PENNE – Tutto come nelle previsioni: Silvia Avallone si porta a casa il premio internazionale “Città di Penne-Mosca-Università d’Annunzio”. Il suo romanzo d’esordio, “Acciaio” (Rizzoli), ha trionfato. E dopo il Flaiano, il Penne: la provincia pescarese porta dunque fortuna alla ventiseienne biellese, laureata in filosofia che conta un boom di vendite: 315 mila copie.

 

La Avallone, scrivendo di Piombino e delle sue acciaierie, delle famiglie degli operai, delle loro attese, delle speranze e delle delusioni, insomma della vita, è stata conosciuta dal grande pubblico grazie al secondo posto nel premio Strega. La giuria di 690 membri, composta da studenti e cittadini anche di Lanciano e delle università di San Pietroburgo, Craiova e Bratislava, l’ha premiata con 306 voti. Alle sue spalle “Lezioni di calligrafia” (Voland edizioni) del russo Mikhail Shiskin con 173 preferenze e la giornalista del Venerdi di Repubblica, Brunella Schisa, autrice di “Dopo ogni abbandono”, edito da Garzanti.
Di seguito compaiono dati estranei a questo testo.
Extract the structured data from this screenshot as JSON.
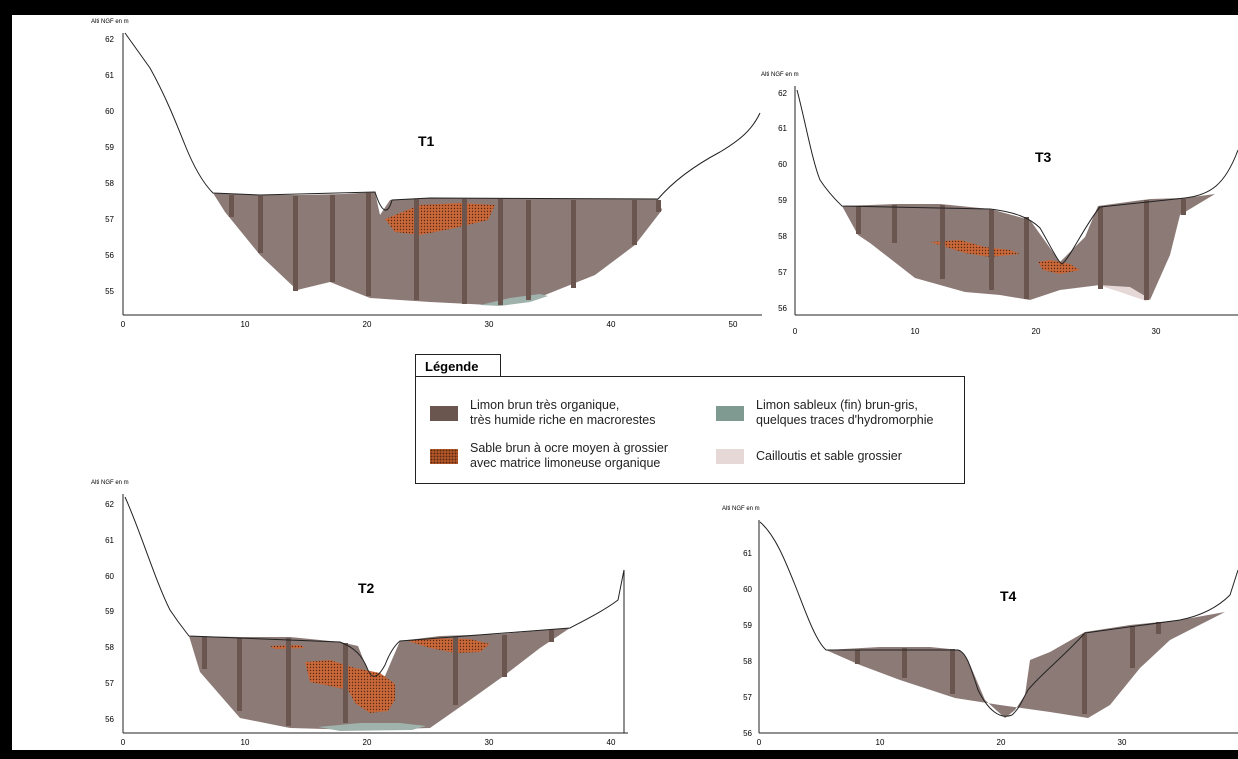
{
  "y_axis_label": "Alti NGF en m",
  "sections": [
    {
      "title": "T1",
      "y_ticks": [
        "62",
        "61",
        "60",
        "59",
        "58",
        "57",
        "56",
        "55"
      ],
      "x_ticks": [
        "0",
        "10",
        "20",
        "30",
        "40",
        "50"
      ]
    },
    {
      "title": "T3",
      "y_ticks": [
        "62",
        "61",
        "60",
        "59",
        "58",
        "57",
        "56"
      ],
      "x_ticks": [
        "0",
        "10",
        "20",
        "30"
      ]
    },
    {
      "title": "T2",
      "y_ticks": [
        "62",
        "61",
        "60",
        "59",
        "58",
        "57",
        "56"
      ],
      "x_ticks": [
        "0",
        "10",
        "20",
        "30",
        "40"
      ]
    },
    {
      "title": "T4",
      "y_ticks": [
        "61",
        "60",
        "59",
        "58",
        "57",
        "56"
      ],
      "x_ticks": [
        "0",
        "10",
        "20",
        "30"
      ]
    }
  ],
  "legend": {
    "title": "Légende",
    "items": [
      {
        "line1": "Limon brun très organique,",
        "line2": "très humide riche en macrorestes",
        "color": "#6b554f"
      },
      {
        "line1": "Sable brun à ocre moyen à grossier",
        "line2": "avec matrice limoneuse organique",
        "color": "#c4602e"
      },
      {
        "line1": "Limon sableux (fin) brun-gris,",
        "line2": "quelques traces d'hydromorphie",
        "color": "#7f9a90"
      },
      {
        "line1": "Cailloutis et sable grossier",
        "line2": "",
        "color": "#e5d8d6"
      }
    ]
  },
  "colors": {
    "fill_main": "#8c7a76",
    "core_bar": "#6b554f",
    "sand": "#c4602e",
    "silt": "#9fb3ac",
    "gravel": "#e5d8d6"
  }
}
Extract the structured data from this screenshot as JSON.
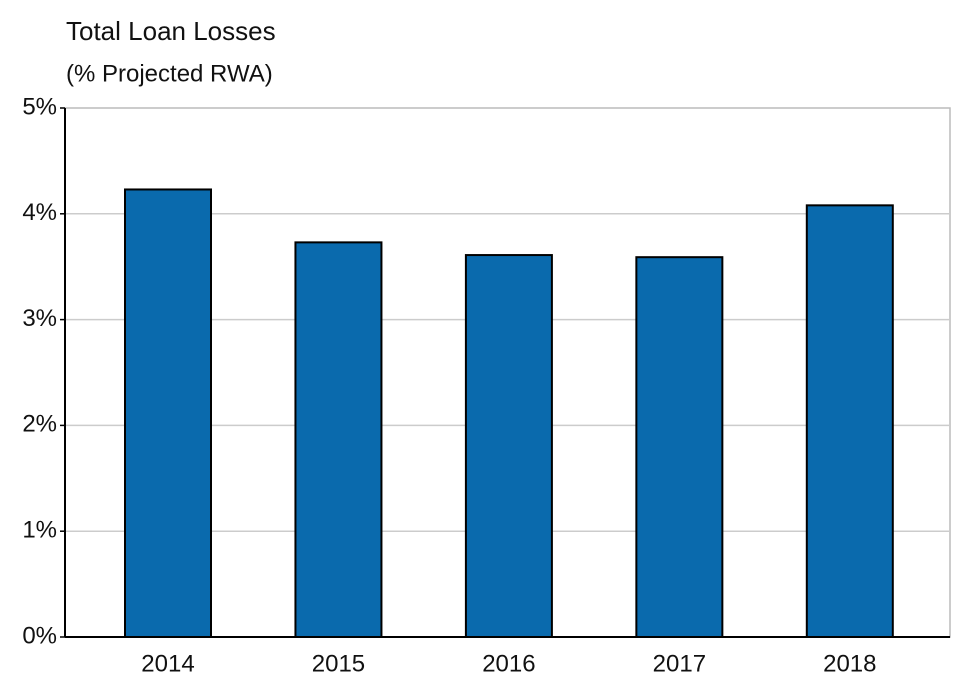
{
  "chart_data": {
    "type": "bar",
    "title": "Total Loan Losses",
    "subtitle": "(% Projected RWA)",
    "categories": [
      "2014",
      "2015",
      "2016",
      "2017",
      "2018"
    ],
    "values": [
      4.23,
      3.73,
      3.61,
      3.59,
      4.08
    ],
    "color": "#0a6aad",
    "ylim": [
      0,
      5
    ],
    "yticks": [
      {
        "value": 0,
        "label": "0%"
      },
      {
        "value": 1,
        "label": "1%"
      },
      {
        "value": 2,
        "label": "2%"
      },
      {
        "value": 3,
        "label": "3%"
      },
      {
        "value": 4,
        "label": "4%"
      },
      {
        "value": 5,
        "label": "5%"
      }
    ],
    "grid": true
  }
}
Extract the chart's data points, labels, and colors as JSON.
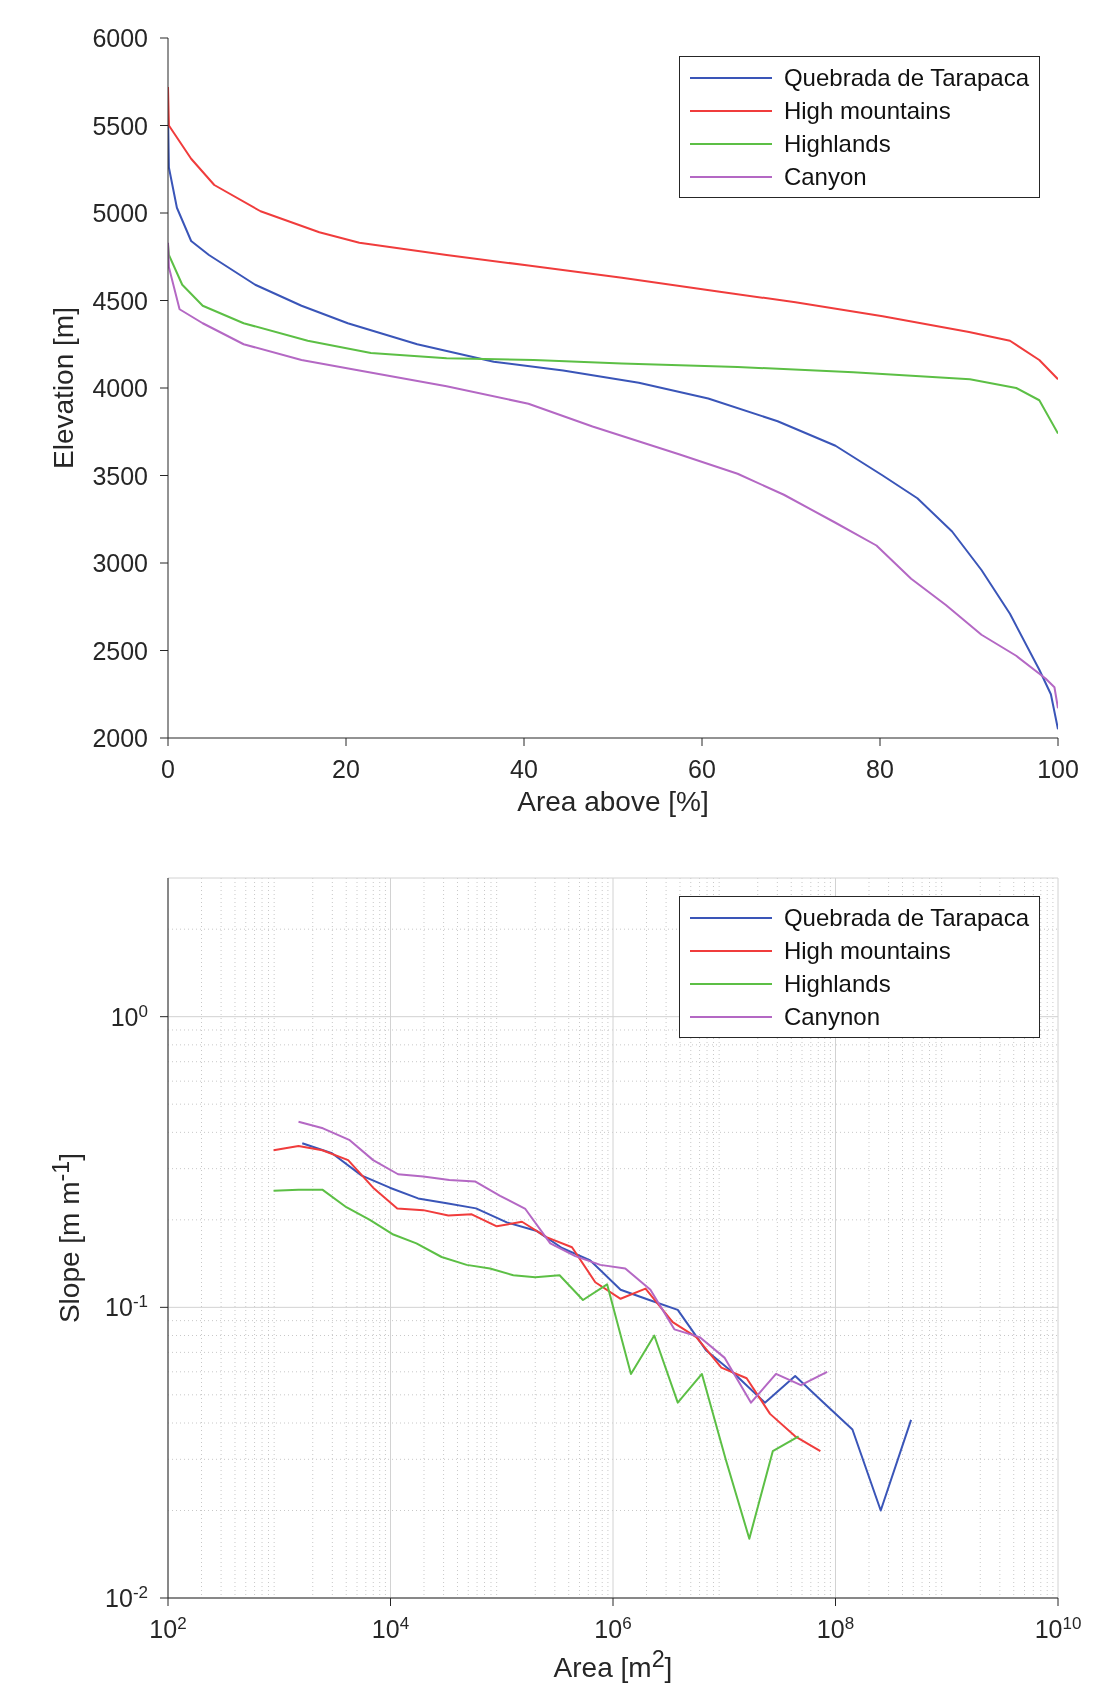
{
  "chart_data": [
    {
      "type": "line",
      "xlabel": "Area above [%]",
      "ylabel": "Elevation [m]",
      "xlim": [
        0,
        100
      ],
      "ylim": [
        2000,
        6000
      ],
      "xticks": [
        0,
        20,
        40,
        60,
        80,
        100
      ],
      "yticks": [
        2000,
        2500,
        3000,
        3500,
        4000,
        4500,
        5000,
        5500,
        6000
      ],
      "legend": "top right",
      "series": [
        {
          "name": "Quebrada de Tarapaca",
          "color": "#3a55b8",
          "x": [
            0,
            0.1,
            1,
            2.6,
            4.6,
            9.8,
            15,
            20.2,
            28,
            36.6,
            44.4,
            52.9,
            60.7,
            68.5,
            75,
            80.3,
            84.2,
            88.1,
            91.4,
            94.6,
            97.9,
            99.2,
            100
          ],
          "values": [
            5570,
            5260,
            5030,
            4840,
            4760,
            4590,
            4470,
            4370,
            4250,
            4150,
            4100,
            4030,
            3940,
            3810,
            3670,
            3500,
            3370,
            3180,
            2960,
            2710,
            2390,
            2250,
            2050
          ]
        },
        {
          "name": "High mountains",
          "color": "#f03c3c",
          "x": [
            0,
            0.1,
            2.6,
            5.2,
            10.4,
            17,
            21.5,
            31.3,
            40.5,
            51,
            62,
            70.5,
            80.3,
            90,
            94.6,
            97.9,
            100
          ],
          "values": [
            5720,
            5500,
            5310,
            5160,
            5010,
            4890,
            4830,
            4760,
            4700,
            4630,
            4550,
            4490,
            4410,
            4320,
            4270,
            4160,
            4050
          ]
        },
        {
          "name": "Highlands",
          "color": "#5cbf45",
          "x": [
            0,
            0.1,
            1.6,
            3.9,
            8.5,
            15.7,
            22.8,
            31.3,
            41.1,
            51,
            64,
            77,
            90.1,
            95.3,
            97.9,
            100
          ],
          "values": [
            4820,
            4760,
            4590,
            4470,
            4370,
            4270,
            4200,
            4170,
            4160,
            4140,
            4120,
            4090,
            4050,
            4000,
            3930,
            3740
          ]
        },
        {
          "name": "Canyon",
          "color": "#b468c4",
          "x": [
            0,
            0.1,
            1.3,
            3.9,
            8.5,
            15,
            21.5,
            31.3,
            40.5,
            47.7,
            57.5,
            64,
            69.2,
            75,
            79.6,
            83.5,
            87.4,
            91.4,
            95.3,
            98.6,
            99.6,
            100
          ],
          "values": [
            4830,
            4690,
            4450,
            4370,
            4250,
            4160,
            4100,
            4010,
            3910,
            3780,
            3620,
            3510,
            3390,
            3230,
            3100,
            2910,
            2760,
            2590,
            2470,
            2340,
            2290,
            2170
          ]
        }
      ]
    },
    {
      "type": "line",
      "xlabel": "Area [m$^{2}$]",
      "ylabel": "Slope [m m$^{-1}$]",
      "log": "xy",
      "grid": true,
      "xlim": [
        100,
        10000000000
      ],
      "ylim": [
        0.01,
        3
      ],
      "xticks": [
        {
          "value": 100,
          "label": "10$^{2}$"
        },
        {
          "value": 10000,
          "label": "10$^{4}$"
        },
        {
          "value": 1000000,
          "label": "10$^{6}$"
        },
        {
          "value": 100000000,
          "label": "10$^{8}$"
        },
        {
          "value": 10000000000,
          "label": "10$^{10}$"
        }
      ],
      "yticks": [
        {
          "value": 0.01,
          "label": "10$^{-2}$"
        },
        {
          "value": 0.1,
          "label": "10$^{-1}$"
        },
        {
          "value": 1,
          "label": "10$^{0}$"
        }
      ],
      "legend": "top right",
      "series": [
        {
          "name": "Quebrada de Tarapaca",
          "color": "#3a55b8",
          "x": [
            1610,
            2980,
            5520,
            9860,
            17700,
            32000,
            58700,
            111000,
            207000,
            348000,
            625000,
            1170000,
            2120000,
            3820000,
            6900000,
            12400000,
            23200000,
            43400000,
            78300000,
            142000000,
            255000000,
            478000000
          ],
          "values": [
            0.367,
            0.339,
            0.284,
            0.258,
            0.237,
            0.228,
            0.219,
            0.196,
            0.183,
            0.16,
            0.145,
            0.115,
            0.106,
            0.098,
            0.071,
            0.059,
            0.047,
            0.058,
            0.047,
            0.038,
            0.02,
            0.041
          ]
        },
        {
          "name": "High mountains",
          "color": "#f03c3c",
          "x": [
            889,
            1490,
            2440,
            4160,
            6980,
            11500,
            19700,
            33100,
            53700,
            90200,
            152000,
            255000,
            428000,
            693000,
            1170000,
            1960000,
            3440000,
            5600000,
            9420000,
            15900000,
            25800000,
            43400000,
            73100000
          ],
          "values": [
            0.347,
            0.359,
            0.347,
            0.321,
            0.258,
            0.219,
            0.216,
            0.207,
            0.209,
            0.19,
            0.197,
            0.174,
            0.161,
            0.122,
            0.107,
            0.116,
            0.089,
            0.079,
            0.062,
            0.057,
            0.043,
            0.036,
            0.032
          ]
        },
        {
          "name": "Highlands",
          "color": "#5cbf45",
          "x": [
            889,
            1490,
            2440,
            4010,
            6520,
            10600,
            17100,
            28800,
            48400,
            78500,
            127000,
            200000,
            331000,
            537000,
            885000,
            1450000,
            2350000,
            3820000,
            6300000,
            10300000,
            16800000,
            27300000,
            46600000
          ],
          "values": [
            0.252,
            0.254,
            0.254,
            0.221,
            0.2,
            0.178,
            0.166,
            0.149,
            0.14,
            0.136,
            0.129,
            0.127,
            0.129,
            0.106,
            0.12,
            0.059,
            0.08,
            0.047,
            0.059,
            0.03,
            0.016,
            0.032,
            0.036
          ]
        },
        {
          "name": "Canynon",
          "color": "#b468c4",
          "x": [
            1490,
            2470,
            4250,
            6980,
            11700,
            19700,
            33800,
            57500,
            96600,
            163000,
            273000,
            458000,
            769000,
            1290000,
            2170000,
            3560000,
            6000000,
            10100000,
            17400000,
            29200000,
            48900000,
            84100000
          ],
          "values": [
            0.435,
            0.413,
            0.377,
            0.321,
            0.287,
            0.282,
            0.274,
            0.271,
            0.242,
            0.218,
            0.166,
            0.15,
            0.14,
            0.136,
            0.115,
            0.084,
            0.079,
            0.067,
            0.047,
            0.059,
            0.054,
            0.06
          ]
        }
      ]
    }
  ]
}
I 250 baby giurati delle quinte elementari di Penne ed Arsita, oltre a quelli del decimo circolo pescarese, avevano incoronato Patrizia Marzocchi nella sezione della narrativa per l’infanzia: suo “Il viaggio della speranza”, edizioni EL. Battuta la concorrenza di “La ragazza dell’est” (Fulvia Degl’Innocenti, edizioni San Paolo) e “Sarti Antonio e il diamante insanguinato” di Loriano Macchiavelli per le edizioni Sonda. Ha trionfato anche Daniela Quieti, ma per la poesia inedita, nel premio Penne dedicato alla memoria di Alessio Di Simone, l’informatico pennese morto a 24 anni sotto le macerie della casa dello studente crollata per il terremoto del 6 aprile 2009. La Quieti, nota autrice pescarese, ha primeggiato grazie ai consensi della giuria composta da 250 studenti, dalle medie all’università. Quest’anno ha pubblicato la raccolta di poesie “Uno squarcio di sogno”, edita da Tracce, e i racconti “Echi di riti e miti”, edizioni Ibiskos Ulivieri. Dietro di lei, l’atessana Danila Di Croce, Mauro Barbetti (Osimo), la bolognese Loredana Magazzeni ed Ivano Mugnaini, toscano di Lucca. Il premio poesia edita “Opera Prima”, dedicato dalla omonima fondazione al poeta Marino Piazzolla, di cui ricorre il centenario della nascita, è andato ex aequo a Maurizio Basili (“Le occasioni vanno create”, Fermenti) ed a Davide Delmiglio per “Nuvole a vapore”, Onyx editrice. Migliore “Opera Prima” quella di Daria Colombo (“Meglio dirselo”, Rizzoli) e premio speciale alla pennese Mira Colangelo (“Vivere contro”, Tracce).